Когда я подошел, из палатки доносились злые женские голоса; кто-то кричал: да пусть они подавятся своим миром! Я успел подумать – странно, ведь матери должны радоваться тому, что война окончена, больше не будет убитых… И – боже, боже! – понял, что весть о Хасавюрте украла у них будущее. Уже начался вывод войск, к концу декабря уйдет последний солдат. Матери тех, кто жив, кто служил сейчас, скажем, на базе, заправлял вертолеты или стоял на посту, – матери живых радовались Хасавюрту. А матери пропавших без вести… Для них через четыре месяца на Чечню опустится непроглядная тьма.

Шагнув в палатку, я сразу выделил для себя одну женщину; она стояла неподвижно, хотя выглядела энергичнее прочих; низкая, плотная, с жесткими короткими волосами – паромщица, смотрительница на дальнем переезде. К ней-то я и подошел, обходя других матерей, – она показалась мне кем-то вроде коменданта; остальные женщины спорили, не обращая на меня внимания.
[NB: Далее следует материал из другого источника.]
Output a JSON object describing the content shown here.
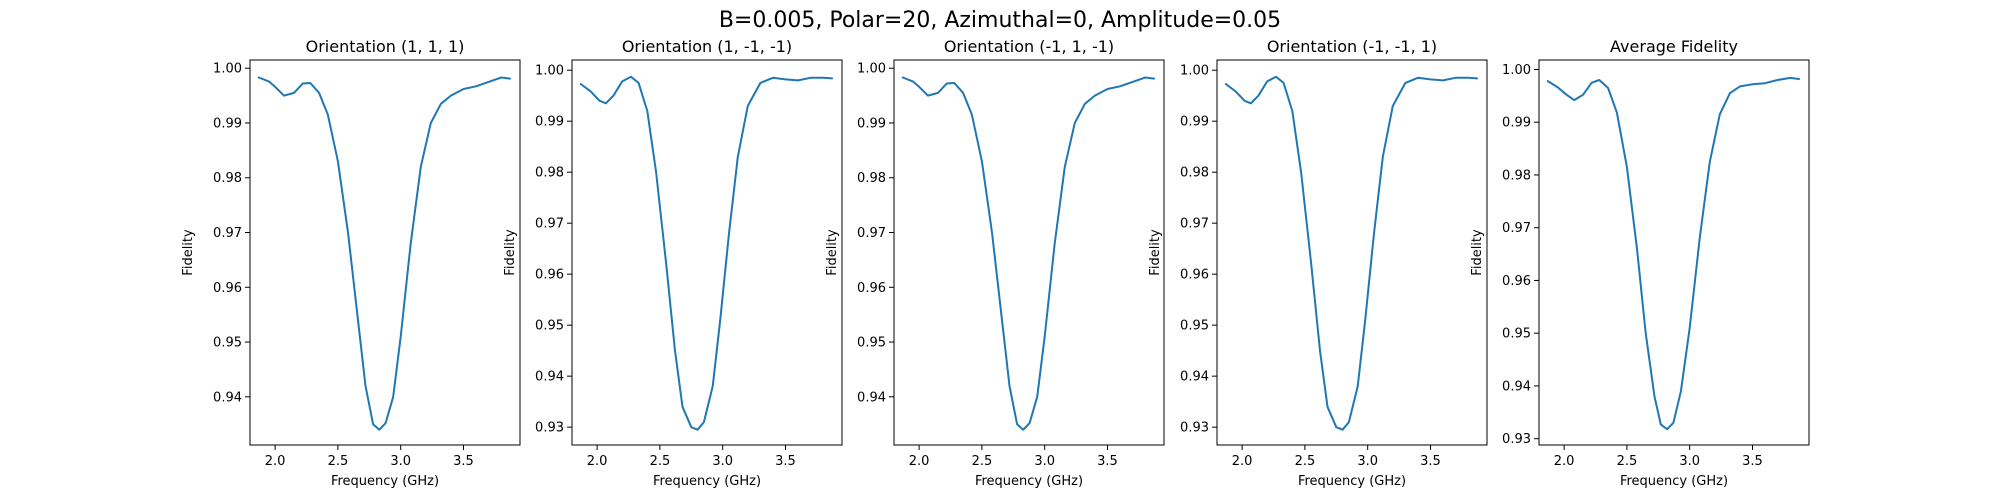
{
  "figure": {
    "suptitle": "B=0.005, Polar=20, Azimuthal=0, Amplitude=0.05"
  },
  "chart_data": [
    {
      "type": "line",
      "title": "Orientation (1, 1, 1)",
      "xlabel": "Frequency (GHz)",
      "ylabel": "Fidelity",
      "xlim": [
        1.8,
        3.95
      ],
      "ylim": [
        0.9312,
        1.0015
      ],
      "xticks": [
        "2.0",
        "2.5",
        "3.0",
        "3.5"
      ],
      "yticks": [
        "0.94",
        "0.95",
        "0.96",
        "0.97",
        "0.98",
        "0.99",
        "1.00"
      ],
      "grid": false,
      "color": "#1f77b4",
      "x": [
        1.87,
        1.95,
        2.0,
        2.07,
        2.15,
        2.22,
        2.28,
        2.35,
        2.42,
        2.5,
        2.58,
        2.66,
        2.72,
        2.78,
        2.83,
        2.88,
        2.94,
        3.0,
        3.08,
        3.16,
        3.24,
        3.32,
        3.4,
        3.5,
        3.6,
        3.7,
        3.8,
        3.87
      ],
      "y": [
        0.9983,
        0.9976,
        0.9966,
        0.995,
        0.9955,
        0.9972,
        0.9973,
        0.9955,
        0.9915,
        0.983,
        0.97,
        0.954,
        0.942,
        0.935,
        0.934,
        0.9352,
        0.94,
        0.951,
        0.968,
        0.982,
        0.99,
        0.9935,
        0.995,
        0.9962,
        0.9967,
        0.9975,
        0.9983,
        0.9981
      ]
    },
    {
      "type": "line",
      "title": "Orientation (1, -1, -1)",
      "xlabel": "Frequency (GHz)",
      "ylabel": "Fidelity",
      "xlim": [
        1.8,
        3.95
      ],
      "ylim": [
        0.9265,
        1.002
      ],
      "xticks": [
        "2.0",
        "2.5",
        "3.0",
        "3.5"
      ],
      "yticks": [
        "0.93",
        "0.94",
        "0.95",
        "0.96",
        "0.97",
        "0.98",
        "0.99",
        "1.00"
      ],
      "grid": false,
      "color": "#1f77b4",
      "x": [
        1.87,
        1.95,
        2.02,
        2.07,
        2.13,
        2.2,
        2.27,
        2.33,
        2.4,
        2.47,
        2.55,
        2.62,
        2.68,
        2.75,
        2.8,
        2.85,
        2.92,
        2.98,
        3.05,
        3.12,
        3.2,
        3.3,
        3.4,
        3.5,
        3.6,
        3.7,
        3.8,
        3.87
      ],
      "y": [
        0.9973,
        0.9958,
        0.994,
        0.9935,
        0.995,
        0.9978,
        0.9987,
        0.9975,
        0.992,
        0.98,
        0.962,
        0.945,
        0.934,
        0.93,
        0.9295,
        0.931,
        0.938,
        0.951,
        0.968,
        0.983,
        0.993,
        0.9975,
        0.9985,
        0.9982,
        0.998,
        0.9985,
        0.9985,
        0.9984
      ]
    },
    {
      "type": "line",
      "title": "Orientation (-1, 1, -1)",
      "xlabel": "Frequency (GHz)",
      "ylabel": "Fidelity",
      "xlim": [
        1.8,
        3.95
      ],
      "ylim": [
        0.9312,
        1.0015
      ],
      "xticks": [
        "2.0",
        "2.5",
        "3.0",
        "3.5"
      ],
      "yticks": [
        "0.94",
        "0.95",
        "0.96",
        "0.97",
        "0.98",
        "0.99",
        "1.00"
      ],
      "grid": false,
      "color": "#1f77b4",
      "x": [
        1.87,
        1.95,
        2.0,
        2.07,
        2.15,
        2.22,
        2.28,
        2.35,
        2.42,
        2.5,
        2.58,
        2.66,
        2.72,
        2.78,
        2.83,
        2.88,
        2.94,
        3.0,
        3.08,
        3.16,
        3.24,
        3.32,
        3.4,
        3.5,
        3.6,
        3.7,
        3.8,
        3.87
      ],
      "y": [
        0.9983,
        0.9976,
        0.9966,
        0.995,
        0.9955,
        0.9972,
        0.9973,
        0.9955,
        0.9915,
        0.983,
        0.97,
        0.954,
        0.942,
        0.935,
        0.934,
        0.9352,
        0.94,
        0.951,
        0.968,
        0.982,
        0.99,
        0.9935,
        0.995,
        0.9962,
        0.9967,
        0.9975,
        0.9983,
        0.9981
      ]
    },
    {
      "type": "line",
      "title": "Orientation (-1, -1, 1)",
      "xlabel": "Frequency (GHz)",
      "ylabel": "Fidelity",
      "xlim": [
        1.8,
        3.95
      ],
      "ylim": [
        0.9265,
        1.002
      ],
      "xticks": [
        "2.0",
        "2.5",
        "3.0",
        "3.5"
      ],
      "yticks": [
        "0.93",
        "0.94",
        "0.95",
        "0.96",
        "0.97",
        "0.98",
        "0.99",
        "1.00"
      ],
      "grid": false,
      "color": "#1f77b4",
      "x": [
        1.87,
        1.95,
        2.02,
        2.07,
        2.13,
        2.2,
        2.27,
        2.33,
        2.4,
        2.47,
        2.55,
        2.62,
        2.68,
        2.75,
        2.8,
        2.85,
        2.92,
        2.98,
        3.05,
        3.12,
        3.2,
        3.3,
        3.4,
        3.5,
        3.6,
        3.7,
        3.8,
        3.87
      ],
      "y": [
        0.9973,
        0.9958,
        0.994,
        0.9935,
        0.995,
        0.9978,
        0.9987,
        0.9975,
        0.992,
        0.98,
        0.962,
        0.945,
        0.934,
        0.93,
        0.9295,
        0.931,
        0.938,
        0.951,
        0.968,
        0.983,
        0.993,
        0.9975,
        0.9985,
        0.9982,
        0.998,
        0.9985,
        0.9985,
        0.9984
      ]
    },
    {
      "type": "line",
      "title": "Average Fidelity",
      "xlabel": "Frequency (GHz)",
      "ylabel": "Fidelity",
      "xlim": [
        1.8,
        3.95
      ],
      "ylim": [
        0.9288,
        1.0018
      ],
      "xticks": [
        "2.0",
        "2.5",
        "3.0",
        "3.5"
      ],
      "yticks": [
        "0.93",
        "0.94",
        "0.95",
        "0.96",
        "0.97",
        "0.98",
        "0.99",
        "1.00"
      ],
      "grid": false,
      "color": "#1f77b4",
      "x": [
        1.87,
        1.95,
        2.02,
        2.08,
        2.15,
        2.22,
        2.28,
        2.35,
        2.42,
        2.5,
        2.58,
        2.65,
        2.72,
        2.77,
        2.82,
        2.87,
        2.93,
        3.0,
        3.08,
        3.16,
        3.24,
        3.32,
        3.4,
        3.5,
        3.6,
        3.7,
        3.8,
        3.87
      ],
      "y": [
        0.9978,
        0.9966,
        0.9952,
        0.9942,
        0.9952,
        0.9975,
        0.998,
        0.9965,
        0.9918,
        0.9815,
        0.966,
        0.95,
        0.938,
        0.9327,
        0.9318,
        0.933,
        0.939,
        0.951,
        0.968,
        0.9825,
        0.9915,
        0.9955,
        0.9968,
        0.9972,
        0.9974,
        0.998,
        0.9984,
        0.9982
      ]
    }
  ]
}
Она выслушала мою историю, задавая короткие точные вопросы, подгоняя меня: не растекайся, говори главное. Я подумал, что, может, она и не паромщица, а офицер из детской комнаты милиции, следователь прокуратуры – жестко, жестко взяла она меня в оборот, уточняя, где жил отец Анны, где работал, с кем бы связан.

Антонина – так ее звали – задумалась, дослушав, и сказала:

– Пойдем спросим у Васи.

Я подумал, что Вася – офицер разведки, какой-нибудь старший лейтенант, которого Антонина может звать по-сыновнему по праву возраста, или один из посредников, торговец информацией.
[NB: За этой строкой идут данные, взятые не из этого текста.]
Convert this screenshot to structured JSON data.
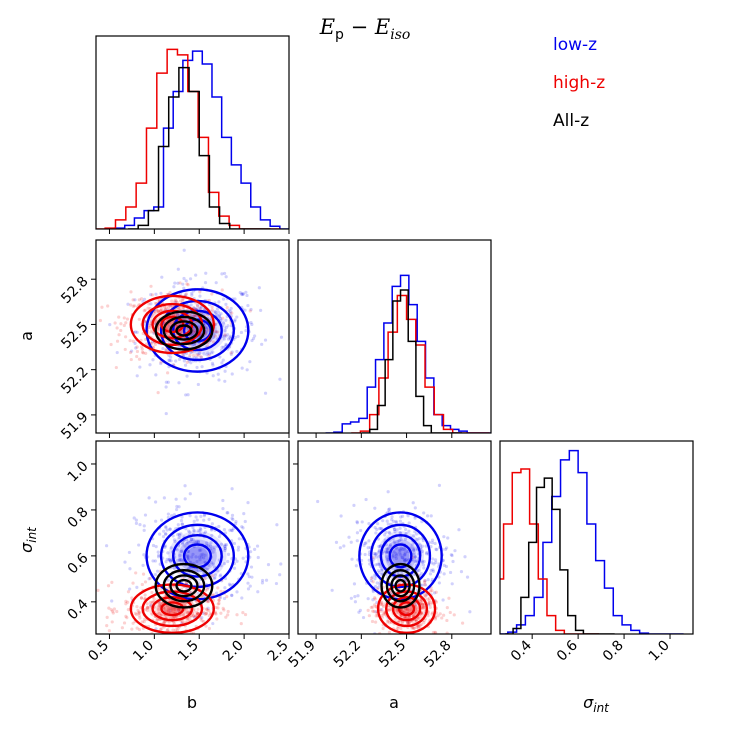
{
  "chart_data": {
    "type": "corner",
    "title": {
      "main": "E",
      "main_sub": "p",
      "dash": " − ",
      "second": "E",
      "second_sub": "iso"
    },
    "parameters": [
      {
        "name": "b",
        "label": "b",
        "range": [
          0.35,
          2.5
        ],
        "ticks": [
          0.5,
          1.0,
          1.5,
          2.0,
          2.5
        ]
      },
      {
        "name": "a",
        "label": "a",
        "range": [
          51.78,
          53.06
        ],
        "ticks": [
          51.9,
          52.2,
          52.5,
          52.8
        ]
      },
      {
        "name": "sigma_int",
        "label": "σ",
        "label_sub": "int",
        "range": [
          0.26,
          1.1
        ],
        "ticks": [
          0.4,
          0.6,
          0.8,
          1.0
        ]
      }
    ],
    "series": [
      {
        "name": "low-z",
        "color": "#0000ee",
        "mean": {
          "b": 1.48,
          "a": 52.46,
          "sigma_int": 0.6
        },
        "sd": {
          "b": 0.27,
          "a": 0.13,
          "sigma_int": 0.09
        },
        "hist_b": [
          0.005,
          0.02,
          0.06,
          0.1,
          0.12,
          0.55,
          0.75,
          0.92,
          0.97,
          0.9,
          0.72,
          0.5,
          0.35,
          0.25,
          0.12,
          0.05,
          0.015
        ],
        "hist_a": [
          0.005,
          0.05,
          0.06,
          0.08,
          0.25,
          0.4,
          0.6,
          0.8,
          0.86,
          0.7,
          0.5,
          0.3,
          0.1,
          0.04,
          0.02,
          0.01
        ],
        "hist_sigma_int": [
          0.01,
          0.05,
          0.1,
          0.2,
          0.5,
          0.75,
          0.95,
          1.0,
          0.88,
          0.6,
          0.4,
          0.25,
          0.1,
          0.05,
          0.02,
          0.005
        ]
      },
      {
        "name": "high-z",
        "color": "#ee0000",
        "mean": {
          "b": 1.2,
          "a": 52.5,
          "sigma_int": 0.37
        },
        "sd": {
          "b": 0.22,
          "a": 0.09,
          "sigma_int": 0.05
        },
        "hist_b": [
          0.005,
          0.05,
          0.12,
          0.25,
          0.55,
          0.85,
          0.98,
          0.95,
          0.75,
          0.5,
          0.2,
          0.07,
          0.02
        ],
        "hist_a": [
          0.01,
          0.1,
          0.3,
          0.55,
          0.75,
          0.62,
          0.48,
          0.25,
          0.1,
          0.02
        ],
        "hist_sigma_int": [
          0.05,
          0.3,
          0.6,
          0.88,
          0.9,
          0.6,
          0.3,
          0.1,
          0.02
        ]
      },
      {
        "name": "All-z",
        "color": "#000000",
        "mean": {
          "b": 1.33,
          "a": 52.46,
          "sigma_int": 0.47
        },
        "sd": {
          "b": 0.15,
          "a": 0.06,
          "sigma_int": 0.045
        },
        "hist_b": [
          0.02,
          0.1,
          0.45,
          0.72,
          0.88,
          0.75,
          0.4,
          0.12,
          0.03
        ],
        "hist_a": [
          0.02,
          0.15,
          0.4,
          0.72,
          0.78,
          0.5,
          0.2,
          0.04
        ],
        "hist_sigma_int": [
          0.03,
          0.2,
          0.5,
          0.8,
          0.85,
          0.68,
          0.35,
          0.1,
          0.02
        ]
      }
    ],
    "legend": {
      "placement": "top-right",
      "entries": [
        "low-z",
        "high-z",
        "All-z"
      ]
    }
  }
}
Мы пошли в дальний угол палатки; там был занавешенный брезентом закуток. Антонина осторожно отодвинула брезент, заглянула внутрь, прошептала:

– Заходи, расскажи ему. Смотри, что он подскажет.
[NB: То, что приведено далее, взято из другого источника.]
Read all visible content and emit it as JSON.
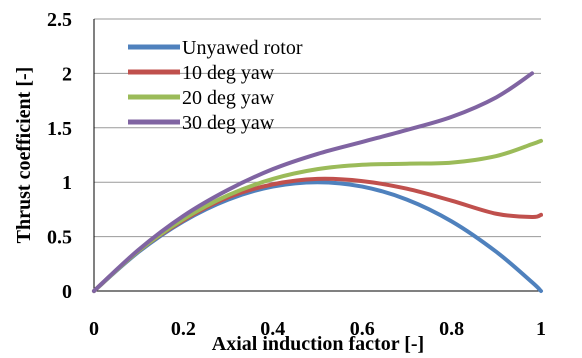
{
  "chart_data": {
    "type": "line",
    "title": "",
    "xlabel": "Axial induction factor [-]",
    "ylabel": "Thrust coefficient [-]",
    "xlim": [
      0,
      1
    ],
    "ylim": [
      0,
      2.5
    ],
    "xticks": [
      "0",
      "0.2",
      "0.4",
      "0.6",
      "0.8",
      "1"
    ],
    "yticks": [
      "0",
      "0.5",
      "1",
      "1.5",
      "2",
      "2.5"
    ],
    "grid": "horizontal",
    "legend_position": "top-left",
    "x": [
      0,
      0.1,
      0.2,
      0.3,
      0.4,
      0.5,
      0.6,
      0.7,
      0.8,
      0.9,
      0.98,
      1.0
    ],
    "series": [
      {
        "name": "Unyawed rotor",
        "color": "#4f81bd",
        "values": [
          0.0,
          0.36,
          0.64,
          0.84,
          0.96,
          1.0,
          0.96,
          0.84,
          0.64,
          0.36,
          0.08,
          0.0
        ]
      },
      {
        "name": "10 deg yaw",
        "color": "#c0504d",
        "values": [
          0.0,
          0.37,
          0.65,
          0.86,
          0.98,
          1.03,
          1.01,
          0.94,
          0.83,
          0.71,
          0.68,
          0.7
        ]
      },
      {
        "name": "20 deg yaw",
        "color": "#9bbb59",
        "values": [
          0.0,
          0.37,
          0.66,
          0.88,
          1.03,
          1.12,
          1.16,
          1.17,
          1.18,
          1.24,
          1.35,
          1.38
        ]
      },
      {
        "name": "30 deg yaw",
        "color": "#8064a2",
        "values": [
          0.0,
          0.38,
          0.69,
          0.93,
          1.12,
          1.26,
          1.37,
          1.48,
          1.6,
          1.78,
          2.0,
          null
        ]
      }
    ]
  }
}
Я ступил в закуток, еще на пороге сказав:

– Здравствуйте.

В закутке никого не было.

Я обернулся – и наткнулся на шалые, безумные глаза Антонины; снова посмотрел внутрь закутка; на полу зашевелилась ткань, и оттуда появилась кошачья голова: обожженная, с оторванным ухом.

– Скажи ему, Вася, скажи, – жарко зашептала позади Антонина. – Скажи, Вася!

Глаза привыкли к сумраку, я различил, что кот вжался в брезентовую стенку палатки. Он щерится, сверкает зеленым глазом, но не может двинуться, что-то повреждено в его теле; второй глаз выбит, затянут корочкой запекшейся крови, хвост обрублен на две трети; шерсть вся в грязи, одна лапа перебинтована. Перед котом стояло блюдце с молоком.

– Васенька, Васенька, не молчи, скажи, скажи, – шептала Антонина, будто говорила с человеком.

– Тоня, Тоня, ах, куда же ты, Тоня! – раздался сзади громкий женский голос. – Ты опять к коту!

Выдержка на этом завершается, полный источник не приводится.